Ce récit fort détaillé rapporte certainement des éléments inédits, puisque comme nous le verrons plus tard cette expédition est la première arrivée sur plusieurs lieux ravagés par l’éruption du 8 mai et elle vivra en direct les éruptions suivantes…

A leur arrivée ce matin là dans la rade de Fort de France, l’équipage apprend que le navire va continuer sa route vers Saint Vincent des Grenadines, car la situation sur place, après l’éruption de la Soufrière de Saint Vincent était terrible : « Le Dixie devrait sans doute se rendre sans tarder à Saint Vincent, où la souffrance et l’indigence étaient bien pires, et le besoin de secours plus grand qu’en Martinique ». (L’éruption de la Soufrière de Saint Vincent a eu lieu le 6 mai et a fait au moins 1600 morts malgré une évacuation précoce de la population !)

C’est donc d’abord avec Monsieur Jaccaci, un autre journaliste et Monsieur Varian, dessinateur, que notre grand reporter décide d’entreprendre l’étude de ce qui représentait alors la plus grande catastrophe volcanique de l’histoire, en termes de pertes humaines. Il faut préciser que ces journalistes et scientifiques américains furent les premiers observateurs sur place, à un moment où le volcan était toujours en phase très active avec d’autres épisodes catastrophiques éminents et dans une situation sociale et humaine tendue à tel point que les autorités hésitaient à faire évacuer complètement l’île.

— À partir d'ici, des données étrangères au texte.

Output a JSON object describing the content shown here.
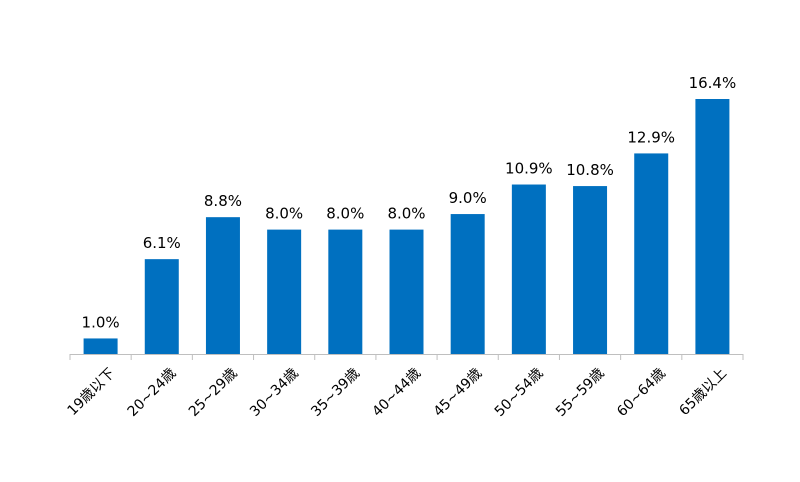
{
  "chart_data": {
    "type": "bar",
    "title": "",
    "xlabel": "",
    "ylabel": "",
    "unit": "%",
    "ylim": [
      0,
      16.4
    ],
    "grid": false,
    "legend": "none",
    "bar_color": "#0070C0",
    "axis_color": "#BFBFBF",
    "categories": [
      "19歳以下",
      "20~24歳",
      "25~29歳",
      "30~34歳",
      "35~39歳",
      "40~44歳",
      "45~49歳",
      "50~54歳",
      "55~59歳",
      "60~64歳",
      "65歳以上"
    ],
    "values": [
      1.0,
      6.1,
      8.8,
      8.0,
      8.0,
      8.0,
      9.0,
      10.9,
      10.8,
      12.9,
      16.4
    ],
    "data_labels": [
      "1.0%",
      "6.1%",
      "8.8%",
      "8.0%",
      "8.0%",
      "8.0%",
      "9.0%",
      "10.9%",
      "10.8%",
      "12.9%",
      "16.4%"
    ]
  }
}
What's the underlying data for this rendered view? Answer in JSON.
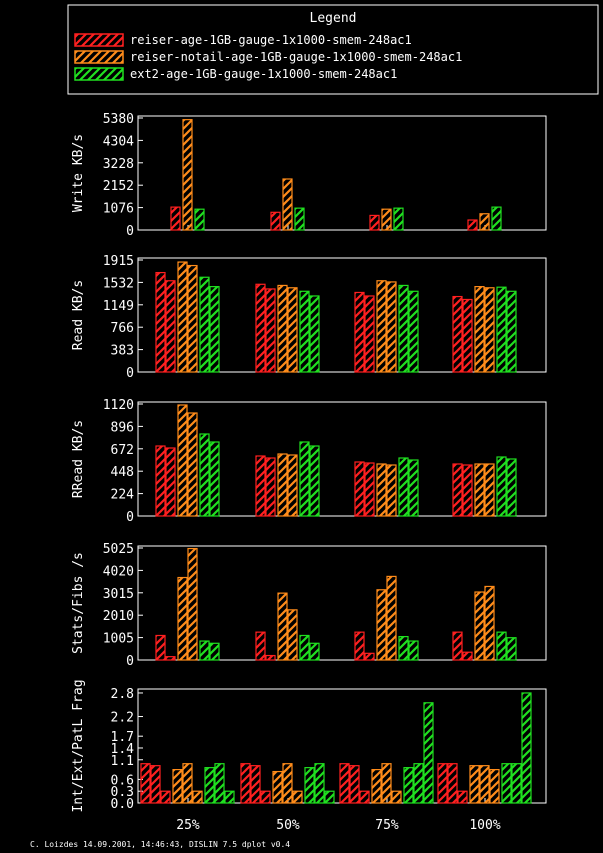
{
  "legend": {
    "title": "Legend",
    "entries": [
      {
        "name": "reiser-age-1GB-gauge-1x1000-smem-248ac1",
        "color": "#ff2020"
      },
      {
        "name": "reiser-notail-age-1GB-gauge-1x1000-smem-248ac1",
        "color": "#ff8c1a"
      },
      {
        "name": "ext2-age-1GB-gauge-1x1000-smem-248ac1",
        "color": "#20e020"
      }
    ]
  },
  "footer": "C. Loizdes 14.09.2001, 14:46:43, DISLIN 7.5 dplot v0.4",
  "chart_data": [
    {
      "type": "bar",
      "ylabel": "Write KB/s",
      "categories": [
        "25%",
        "50%",
        "75%",
        "100%"
      ],
      "yticks": [
        "0",
        "1076",
        "2152",
        "3228",
        "4304",
        "5380"
      ],
      "ylim": [
        0,
        5380
      ],
      "bars_per_series": 1,
      "series": [
        {
          "values": [
            [
              1100
            ],
            [
              850
            ],
            [
              700
            ],
            [
              480
            ]
          ]
        },
        {
          "values": [
            [
              5300
            ],
            [
              2450
            ],
            [
              1000
            ],
            [
              780
            ]
          ]
        },
        {
          "values": [
            [
              1000
            ],
            [
              1050
            ],
            [
              1050
            ],
            [
              1100
            ]
          ]
        }
      ]
    },
    {
      "type": "bar",
      "ylabel": "Read KB/s",
      "categories": [
        "25%",
        "50%",
        "75%",
        "100%"
      ],
      "yticks": [
        "0",
        "383",
        "766",
        "1149",
        "1532",
        "1915"
      ],
      "ylim": [
        0,
        1915
      ],
      "bars_per_series": 2,
      "series": [
        {
          "values": [
            [
              1700,
              1560
            ],
            [
              1500,
              1420
            ],
            [
              1360,
              1300
            ],
            [
              1290,
              1240
            ]
          ]
        },
        {
          "values": [
            [
              1880,
              1820
            ],
            [
              1480,
              1440
            ],
            [
              1560,
              1540
            ],
            [
              1460,
              1440
            ]
          ]
        },
        {
          "values": [
            [
              1620,
              1460
            ],
            [
              1380,
              1300
            ],
            [
              1480,
              1380
            ],
            [
              1450,
              1380
            ]
          ]
        }
      ]
    },
    {
      "type": "bar",
      "ylabel": "RRead KB/s",
      "categories": [
        "25%",
        "50%",
        "75%",
        "100%"
      ],
      "yticks": [
        "0",
        "224",
        "448",
        "672",
        "896",
        "1120"
      ],
      "ylim": [
        0,
        1120
      ],
      "bars_per_series": 2,
      "series": [
        {
          "values": [
            [
              700,
              680
            ],
            [
              600,
              580
            ],
            [
              540,
              530
            ],
            [
              520,
              510
            ]
          ]
        },
        {
          "values": [
            [
              1110,
              1030
            ],
            [
              620,
              610
            ],
            [
              520,
              510
            ],
            [
              520,
              520
            ]
          ]
        },
        {
          "values": [
            [
              820,
              740
            ],
            [
              740,
              700
            ],
            [
              580,
              560
            ],
            [
              590,
              570
            ]
          ]
        }
      ]
    },
    {
      "type": "bar",
      "ylabel": "Stats/Fibs /s",
      "categories": [
        "25%",
        "50%",
        "75%",
        "100%"
      ],
      "yticks": [
        "0",
        "1005",
        "2010",
        "3015",
        "4020",
        "5025"
      ],
      "ylim": [
        0,
        5025
      ],
      "bars_per_series": 2,
      "series": [
        {
          "values": [
            [
              1100,
              150
            ],
            [
              1250,
              200
            ],
            [
              1250,
              300
            ],
            [
              1250,
              350
            ]
          ]
        },
        {
          "values": [
            [
              3700,
              5000
            ],
            [
              3000,
              2250
            ],
            [
              3150,
              3750
            ],
            [
              3050,
              3300
            ]
          ]
        },
        {
          "values": [
            [
              850,
              750
            ],
            [
              1100,
              750
            ],
            [
              1050,
              850
            ],
            [
              1250,
              1000
            ]
          ]
        }
      ]
    },
    {
      "type": "bar",
      "ylabel": "Int/Ext/PatL Frag",
      "categories": [
        "25%",
        "50%",
        "75%",
        "100%"
      ],
      "yticks": [
        "0.0",
        "0.3",
        "0.6",
        "1.1",
        "1.4",
        "1.7",
        "2.2",
        "2.8"
      ],
      "ylim": [
        0,
        2.85
      ],
      "bars_per_series": 3,
      "series": [
        {
          "values": [
            [
              1.0,
              0.95,
              0.3
            ],
            [
              1.0,
              0.95,
              0.3
            ],
            [
              1.0,
              0.95,
              0.3
            ],
            [
              1.0,
              1.0,
              0.3
            ]
          ]
        },
        {
          "values": [
            [
              0.85,
              1.0,
              0.3
            ],
            [
              0.8,
              1.0,
              0.3
            ],
            [
              0.85,
              1.0,
              0.3
            ],
            [
              0.95,
              0.95,
              0.85
            ]
          ]
        },
        {
          "values": [
            [
              0.9,
              1.0,
              0.3
            ],
            [
              0.9,
              1.0,
              0.3
            ],
            [
              0.9,
              1.0,
              2.55
            ],
            [
              1.0,
              1.0,
              2.8
            ]
          ]
        }
      ]
    }
  ]
}
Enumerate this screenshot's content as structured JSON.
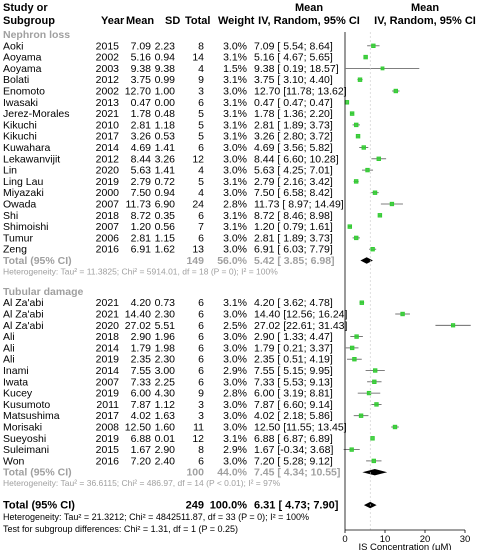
{
  "header": {
    "study_line1": "Study or",
    "study_line2": "Subgroup",
    "year": "Year",
    "mean": "Mean",
    "sd": "SD",
    "total": "Total",
    "weight": "Weight",
    "effect_line1": "Mean",
    "effect_line2": "IV, Random, 95% CI",
    "plot_line1": "Mean",
    "plot_line2": "IV, Random, 95% CI"
  },
  "groups": [
    {
      "name": "Nephron loss",
      "studies": [
        {
          "study": "Aoki",
          "year": "2015",
          "mean": "7.09",
          "sd": "2.23",
          "total": "8",
          "weight": "3.0%",
          "ci_text": "7.09 [ 5.54; 8.64]",
          "est": 7.09,
          "lo": 5.54,
          "hi": 8.64
        },
        {
          "study": "Aoyama",
          "year": "2002",
          "mean": "5.16",
          "sd": "0.94",
          "total": "14",
          "weight": "3.1%",
          "ci_text": "5.16 [ 4.67; 5.65]",
          "est": 5.16,
          "lo": 4.67,
          "hi": 5.65
        },
        {
          "study": "Aoyama",
          "year": "2003",
          "mean": "9.38",
          "sd": "9.38",
          "total": "4",
          "weight": "1.5%",
          "ci_text": "9.38 [ 0.19; 18.57]",
          "est": 9.38,
          "lo": 0.19,
          "hi": 18.57
        },
        {
          "study": "Bolati",
          "year": "2012",
          "mean": "3.75",
          "sd": "0.99",
          "total": "9",
          "weight": "3.1%",
          "ci_text": "3.75 [ 3.10; 4.40]",
          "est": 3.75,
          "lo": 3.1,
          "hi": 4.4
        },
        {
          "study": "Enomoto",
          "year": "2002",
          "mean": "12.70",
          "sd": "1.00",
          "total": "3",
          "weight": "3.0%",
          "ci_text": "12.70 [11.78; 13.62]",
          "est": 12.7,
          "lo": 11.78,
          "hi": 13.62
        },
        {
          "study": "Iwasaki",
          "year": "2013",
          "mean": "0.47",
          "sd": "0.00",
          "total": "6",
          "weight": "3.1%",
          "ci_text": "0.47 [ 0.47; 0.47]",
          "est": 0.47,
          "lo": 0.47,
          "hi": 0.47
        },
        {
          "study": "Jerez-Morales",
          "year": "2021",
          "mean": "1.78",
          "sd": "0.48",
          "total": "5",
          "weight": "3.1%",
          "ci_text": "1.78 [ 1.36; 2.20]",
          "est": 1.78,
          "lo": 1.36,
          "hi": 2.2
        },
        {
          "study": "Kikuchi",
          "year": "2010",
          "mean": "2.81",
          "sd": "1.18",
          "total": "5",
          "weight": "3.1%",
          "ci_text": "2.81 [ 1.89; 3.73]",
          "est": 2.81,
          "lo": 1.89,
          "hi": 3.73
        },
        {
          "study": "Kikuchi",
          "year": "2017",
          "mean": "3.26",
          "sd": "0.53",
          "total": "5",
          "weight": "3.1%",
          "ci_text": "3.26 [ 2.80; 3.72]",
          "est": 3.26,
          "lo": 2.8,
          "hi": 3.72
        },
        {
          "study": "Kuwahara",
          "year": "2014",
          "mean": "4.69",
          "sd": "1.41",
          "total": "6",
          "weight": "3.0%",
          "ci_text": "4.69 [ 3.56; 5.82]",
          "est": 4.69,
          "lo": 3.56,
          "hi": 5.82
        },
        {
          "study": "Lekawanvijit",
          "year": "2012",
          "mean": "8.44",
          "sd": "3.26",
          "total": "12",
          "weight": "3.0%",
          "ci_text": "8.44 [ 6.60; 10.28]",
          "est": 8.44,
          "lo": 6.6,
          "hi": 10.28
        },
        {
          "study": "Lin",
          "year": "2020",
          "mean": "5.63",
          "sd": "1.41",
          "total": "4",
          "weight": "3.0%",
          "ci_text": "5.63 [ 4.25; 7.01]",
          "est": 5.63,
          "lo": 4.25,
          "hi": 7.01
        },
        {
          "study": "Ling Lau",
          "year": "2019",
          "mean": "2.79",
          "sd": "0.72",
          "total": "5",
          "weight": "3.1%",
          "ci_text": "2.79 [ 2.16; 3.42]",
          "est": 2.79,
          "lo": 2.16,
          "hi": 3.42
        },
        {
          "study": "Miyazaki",
          "year": "2000",
          "mean": "7.50",
          "sd": "0.94",
          "total": "4",
          "weight": "3.0%",
          "ci_text": "7.50 [ 6.58; 8.42]",
          "est": 7.5,
          "lo": 6.58,
          "hi": 8.42
        },
        {
          "study": "Owada",
          "year": "2007",
          "mean": "11.73",
          "sd": "6.90",
          "total": "24",
          "weight": "2.8%",
          "ci_text": "11.73 [ 8.97; 14.49]",
          "est": 11.73,
          "lo": 8.97,
          "hi": 14.49
        },
        {
          "study": "Shi",
          "year": "2018",
          "mean": "8.72",
          "sd": "0.35",
          "total": "6",
          "weight": "3.1%",
          "ci_text": "8.72 [ 8.46; 8.98]",
          "est": 8.72,
          "lo": 8.46,
          "hi": 8.98
        },
        {
          "study": "Shimoishi",
          "year": "2007",
          "mean": "1.20",
          "sd": "0.56",
          "total": "7",
          "weight": "3.1%",
          "ci_text": "1.20 [ 0.79; 1.61]",
          "est": 1.2,
          "lo": 0.79,
          "hi": 1.61
        },
        {
          "study": "Tumur",
          "year": "2006",
          "mean": "2.81",
          "sd": "1.15",
          "total": "6",
          "weight": "3.0%",
          "ci_text": "2.81 [ 1.89; 3.73]",
          "est": 2.81,
          "lo": 1.89,
          "hi": 3.73
        },
        {
          "study": "Zeng",
          "year": "2016",
          "mean": "6.91",
          "sd": "1.62",
          "total": "13",
          "weight": "3.0%",
          "ci_text": "6.91 [ 6.03; 7.79]",
          "est": 6.91,
          "lo": 6.03,
          "hi": 7.79
        }
      ],
      "total": {
        "label": "Total (95% CI)",
        "n": "149",
        "weight": "56.0%",
        "ci_text": "5.42 [ 3.85; 6.98]",
        "est": 5.42,
        "lo": 3.85,
        "hi": 6.98
      },
      "heterogeneity": "Heterogeneity: Tau² = 11.3825; Chi² = 5914.01, df = 18 (P = 0); I² = 100%"
    },
    {
      "name": "Tubular damage",
      "studies": [
        {
          "study": "Al Za'abi",
          "year": "2021",
          "mean": "4.20",
          "sd": "0.73",
          "total": "6",
          "weight": "3.1%",
          "ci_text": "4.20 [ 3.62; 4.78]",
          "est": 4.2,
          "lo": 3.62,
          "hi": 4.78
        },
        {
          "study": "Al Za'abi",
          "year": "2021",
          "mean": "14.40",
          "sd": "2.30",
          "total": "6",
          "weight": "3.0%",
          "ci_text": "14.40 [12.56; 16.24]",
          "est": 14.4,
          "lo": 12.56,
          "hi": 16.24
        },
        {
          "study": "Al Za'abi",
          "year": "2020",
          "mean": "27.02",
          "sd": "5.51",
          "total": "6",
          "weight": "2.5%",
          "ci_text": "27.02 [22.61; 31.43]",
          "est": 27.02,
          "lo": 22.61,
          "hi": 31.43
        },
        {
          "study": "Ali",
          "year": "2018",
          "mean": "2.90",
          "sd": "1.96",
          "total": "6",
          "weight": "3.0%",
          "ci_text": "2.90 [ 1.33; 4.47]",
          "est": 2.9,
          "lo": 1.33,
          "hi": 4.47
        },
        {
          "study": "Ali",
          "year": "2014",
          "mean": "1.79",
          "sd": "1.98",
          "total": "6",
          "weight": "3.0%",
          "ci_text": "1.79 [ 0.21; 3.37]",
          "est": 1.79,
          "lo": 0.21,
          "hi": 3.37
        },
        {
          "study": "Ali",
          "year": "2019",
          "mean": "2.35",
          "sd": "2.30",
          "total": "6",
          "weight": "3.0%",
          "ci_text": "2.35 [ 0.51; 4.19]",
          "est": 2.35,
          "lo": 0.51,
          "hi": 4.19
        },
        {
          "study": "Inami",
          "year": "2014",
          "mean": "7.55",
          "sd": "3.00",
          "total": "6",
          "weight": "2.9%",
          "ci_text": "7.55 [ 5.15; 9.95]",
          "est": 7.55,
          "lo": 5.15,
          "hi": 9.95
        },
        {
          "study": "Iwata",
          "year": "2007",
          "mean": "7.33",
          "sd": "2.25",
          "total": "6",
          "weight": "3.0%",
          "ci_text": "7.33 [ 5.53; 9.13]",
          "est": 7.33,
          "lo": 5.53,
          "hi": 9.13
        },
        {
          "study": "Kucey",
          "year": "2019",
          "mean": "6.00",
          "sd": "4.30",
          "total": "9",
          "weight": "2.8%",
          "ci_text": "6.00 [ 3.19; 8.81]",
          "est": 6.0,
          "lo": 3.19,
          "hi": 8.81
        },
        {
          "study": "Kusumoto",
          "year": "2011",
          "mean": "7.87",
          "sd": "1.12",
          "total": "3",
          "weight": "3.0%",
          "ci_text": "7.87 [ 6.60; 9.14]",
          "est": 7.87,
          "lo": 6.6,
          "hi": 9.14
        },
        {
          "study": "Matsushima",
          "year": "2017",
          "mean": "4.02",
          "sd": "1.63",
          "total": "3",
          "weight": "3.0%",
          "ci_text": "4.02 [ 2.18; 5.86]",
          "est": 4.02,
          "lo": 2.18,
          "hi": 5.86
        },
        {
          "study": "Morisaki",
          "year": "2008",
          "mean": "12.50",
          "sd": "1.60",
          "total": "11",
          "weight": "3.0%",
          "ci_text": "12.50 [11.55; 13.45]",
          "est": 12.5,
          "lo": 11.55,
          "hi": 13.45
        },
        {
          "study": "Sueyoshi",
          "year": "2019",
          "mean": "6.88",
          "sd": "0.01",
          "total": "12",
          "weight": "3.1%",
          "ci_text": "6.88 [ 6.87; 6.89]",
          "est": 6.88,
          "lo": 6.87,
          "hi": 6.89
        },
        {
          "study": "Suleimani",
          "year": "2015",
          "mean": "1.67",
          "sd": "2.90",
          "total": "8",
          "weight": "2.9%",
          "ci_text": "1.67 [-0.34; 3.68]",
          "est": 1.67,
          "lo": -0.34,
          "hi": 3.68
        },
        {
          "study": "Won",
          "year": "2016",
          "mean": "7.20",
          "sd": "2.40",
          "total": "6",
          "weight": "3.0%",
          "ci_text": "7.20 [ 5.28; 9.12]",
          "est": 7.2,
          "lo": 5.28,
          "hi": 9.12
        }
      ],
      "total": {
        "label": "Total (95% CI)",
        "n": "100",
        "weight": "44.0%",
        "ci_text": "7.45 [ 4.34; 10.55]",
        "est": 7.45,
        "lo": 4.34,
        "hi": 10.55
      },
      "heterogeneity": "Heterogeneity: Tau² = 36.6115; Chi² = 486.97, df = 14 (P < 0.01); I² = 97%"
    }
  ],
  "overall": {
    "label": "Total (95% CI)",
    "n": "249",
    "weight": "100.0%",
    "ci_text": "6.31 [ 4.73; 7.90]",
    "est": 6.31,
    "lo": 4.73,
    "hi": 7.9,
    "heterogeneity": "Heterogeneity: Tau² = 21.3212; Chi² = 4842511.87, df = 33 (P = 0); I² = 100%",
    "subgroup_test": "Test for subgroup differences: Chi² = 1.31, df = 1 (P = 0.25)"
  },
  "chart_data": {
    "type": "forest",
    "xlabel": "IS Concentration (μM)",
    "xlim": [
      0,
      30
    ],
    "xticks": [
      "0",
      "10",
      "20",
      "30"
    ],
    "marker_color": "#33cc33",
    "series": [
      {
        "name": "Nephron loss",
        "est": [
          7.09,
          5.16,
          9.38,
          3.75,
          12.7,
          0.47,
          1.78,
          2.81,
          3.26,
          4.69,
          8.44,
          5.63,
          2.79,
          7.5,
          11.73,
          8.72,
          1.2,
          2.81,
          6.91
        ],
        "pooled": 5.42
      },
      {
        "name": "Tubular damage",
        "est": [
          4.2,
          14.4,
          27.02,
          2.9,
          1.79,
          2.35,
          7.55,
          7.33,
          6.0,
          7.87,
          4.02,
          12.5,
          6.88,
          1.67,
          7.2
        ],
        "pooled": 7.45
      }
    ],
    "overall": 6.31
  },
  "colors": {
    "marker": "#33cc33",
    "gray_text": "#a0a0a0",
    "grid": "#c8c8c8"
  }
}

Beaucoup de familles s’étaient d’ailleurs déjà mises à l’abri dans les îles voisines.

Dans le récit, Georges Kennan s’applique à décrire la vie de la Martinique à cette époque, notamment à leur arrivée à Fort de France, accompagné du consul des Etats Unis à Pointe à Pitre, il fait une description détaillée de la population et  de la ville : « Bien qu’étroites, les rues sont propres, bien pavées et, de petits ruisseaux d’eau limpide s’écoulent régulièrement depuis les collines dans des caniveaux ouverts…La population de Fort de France…est composée essentiellement de Noirs, de mulâtres, de quarterons et d’autres mélanges ethniques de toute sorte. Les teints vont du noir pur de l’Africain d’origine, au basané du Français, en passant par le brun rougeâtre délicat de la câpresse…Les gens semblaient volubiles, de bonne humeur, courtois et plutôt intelligents… ». Après une halte haute en couleur au Grand Hôtel Européen et une visite à l’hôpital militaire pour recueillir les témoignages  de survivants (notamment les marins échappés de la rade de Saint-Pierre), la troupe décide d’entreprendre son expédition par la côte atlantique. En effet, la côte sous le vent ne semblait pas alors praticable. Ils décident d’aller établir leur camp de base dans une habitation sucrerie non loin de Morne Rouge et d’entreprendre l’ascension de la Pelée par ce versant est. Et c’est alors le récit du voyage en passant par Saint Joseph pour rejoindre Trinité qui les amènera jusque dans le nord-atlantique. Georges Kennan y fait une description de la somptueuse nature de la Martinique, de ses reliefs  et une description comique de ses routes « Les routes de la Martinique sont presque aussi égales et aussi parfaites qu’une route peut l’être, mais leurs boucles et virages sont aussi excentriques que les tracés d’un sismographe du séisme de Lisbonne » ! Ils rencontrent le long des routes la population laborieuse des campagnes : «… Cependant, toutes sortes de marchandises, de provisions, de la quincaillerie, du kérosène, des produits agricoles, et même des matériaux tels que des briques, du ciment et des tuiles , sont transportés de place en place sur la tête de femmes et de jeunes filles. Je n’ai pas souvenance d’avoir vu sur toute l’île, un équipage de mules, un wagon ou une charrette chargés de la sorte… ». A ce stade, rien dans le paysage ne laisse encore voir un impact de l’éruption…La Montagne Pelé,  la plupart du temps,  reste cachée derrière les Pitons du Carbet.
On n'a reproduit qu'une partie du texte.